(CBS News) A 24-year-old man faces criminal charges and psychiatric testing after he broke through a fence and drove a black Jeep Cherokee onto the runway at Philadelphia International Airport Thursday.
CBS News correspondent Whit Johnson reports that, for a while, authorities thought it might be a terror attack.
One flight had just seconds to abort its landing. More than a dozen other planes drifted in a holding pattern as air traffic controllers scrambled to communicate with pilots: "We're stopping all airport movement at this time due to a situation on the field," a controller announced.

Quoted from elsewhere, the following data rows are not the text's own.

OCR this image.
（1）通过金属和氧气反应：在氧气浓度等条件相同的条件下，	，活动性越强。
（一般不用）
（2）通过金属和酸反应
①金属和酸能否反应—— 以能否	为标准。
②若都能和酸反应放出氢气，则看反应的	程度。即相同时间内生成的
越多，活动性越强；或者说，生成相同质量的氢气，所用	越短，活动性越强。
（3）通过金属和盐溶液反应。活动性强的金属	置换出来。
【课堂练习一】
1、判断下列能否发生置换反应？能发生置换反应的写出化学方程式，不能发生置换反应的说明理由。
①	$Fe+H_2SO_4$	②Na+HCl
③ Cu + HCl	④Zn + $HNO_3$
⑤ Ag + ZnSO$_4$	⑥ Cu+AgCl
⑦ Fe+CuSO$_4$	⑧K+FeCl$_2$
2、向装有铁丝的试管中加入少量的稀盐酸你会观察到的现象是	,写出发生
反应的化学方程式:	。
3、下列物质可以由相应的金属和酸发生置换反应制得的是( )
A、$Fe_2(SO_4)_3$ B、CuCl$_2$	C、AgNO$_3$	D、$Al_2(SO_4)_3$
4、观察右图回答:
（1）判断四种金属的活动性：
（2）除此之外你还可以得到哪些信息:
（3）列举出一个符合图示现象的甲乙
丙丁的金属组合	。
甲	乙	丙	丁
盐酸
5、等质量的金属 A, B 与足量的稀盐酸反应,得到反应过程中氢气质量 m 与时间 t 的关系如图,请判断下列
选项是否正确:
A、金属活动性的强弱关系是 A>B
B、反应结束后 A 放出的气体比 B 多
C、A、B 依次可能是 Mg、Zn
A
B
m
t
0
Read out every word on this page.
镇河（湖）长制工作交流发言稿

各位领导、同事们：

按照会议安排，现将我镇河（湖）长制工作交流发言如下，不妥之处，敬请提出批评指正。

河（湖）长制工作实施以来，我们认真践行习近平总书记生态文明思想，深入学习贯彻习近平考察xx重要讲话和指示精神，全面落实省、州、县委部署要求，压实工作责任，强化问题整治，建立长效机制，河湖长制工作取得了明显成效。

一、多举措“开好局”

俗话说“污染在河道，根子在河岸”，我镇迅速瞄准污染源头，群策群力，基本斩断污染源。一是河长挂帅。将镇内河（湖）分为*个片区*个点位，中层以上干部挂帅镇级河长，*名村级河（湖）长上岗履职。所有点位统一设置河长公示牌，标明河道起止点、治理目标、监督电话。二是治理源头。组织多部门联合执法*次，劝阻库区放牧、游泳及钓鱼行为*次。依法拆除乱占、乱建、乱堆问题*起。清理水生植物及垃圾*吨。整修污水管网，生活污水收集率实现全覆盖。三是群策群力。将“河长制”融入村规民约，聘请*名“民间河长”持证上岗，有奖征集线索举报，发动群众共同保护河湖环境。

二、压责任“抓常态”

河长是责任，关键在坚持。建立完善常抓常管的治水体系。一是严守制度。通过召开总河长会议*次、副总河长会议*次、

"Yeah, I guess somebody's having fun," replied one pilot.
Police said Kenneth Mazik was either drunk or high on drugs when he rammed his Jeep through a chain link gate.
The ensuing chase at the busy hour of 11 a.m. shut down the airport for roughly 30 minutes.
According to CBS Station KYW, police said Mazik drove around the airport for several minutes, including down runway 27R, before police were able to stop the car and take him into custody.
In addition to DUI and resisting arrest, Mazik may face federal charges.
Police called it an isolated incident with no link to terrorism; KYW reports no explosives were found in the vehicle.
But a decade after 9/11, it's raising questions about airport perimeter security.
"Terrorists remain fixated on aviation, so aviation has to maintain the highest levels of security," aviation expert Peter Goelz told CBS News. "It does highlight a potential vulnerability which is why I think it needs to be reviewed and reviewed quickly."
A vulnerability which someone with more sinister intentions may look to exploit, said Johnson.
CBS News senior correspondent John Miller said there have been 25,000 airport security breaches since 9/11, but actual perimeter breaches in which a car wanders onto tarmac is "pretty rare."
"The problem is, there's not much of a way to stop them, the way airports are configured," Miller said. "You look at Philadelphia International Airport, like a lot of major airports, has 40 unmanned access points around the perimeter. There are fences there and gates controlled by locks, key pads, touch pads, things like that. But as we saw yesterday, if you're going to drive a car through one of them, there's not much that can be done to stop it."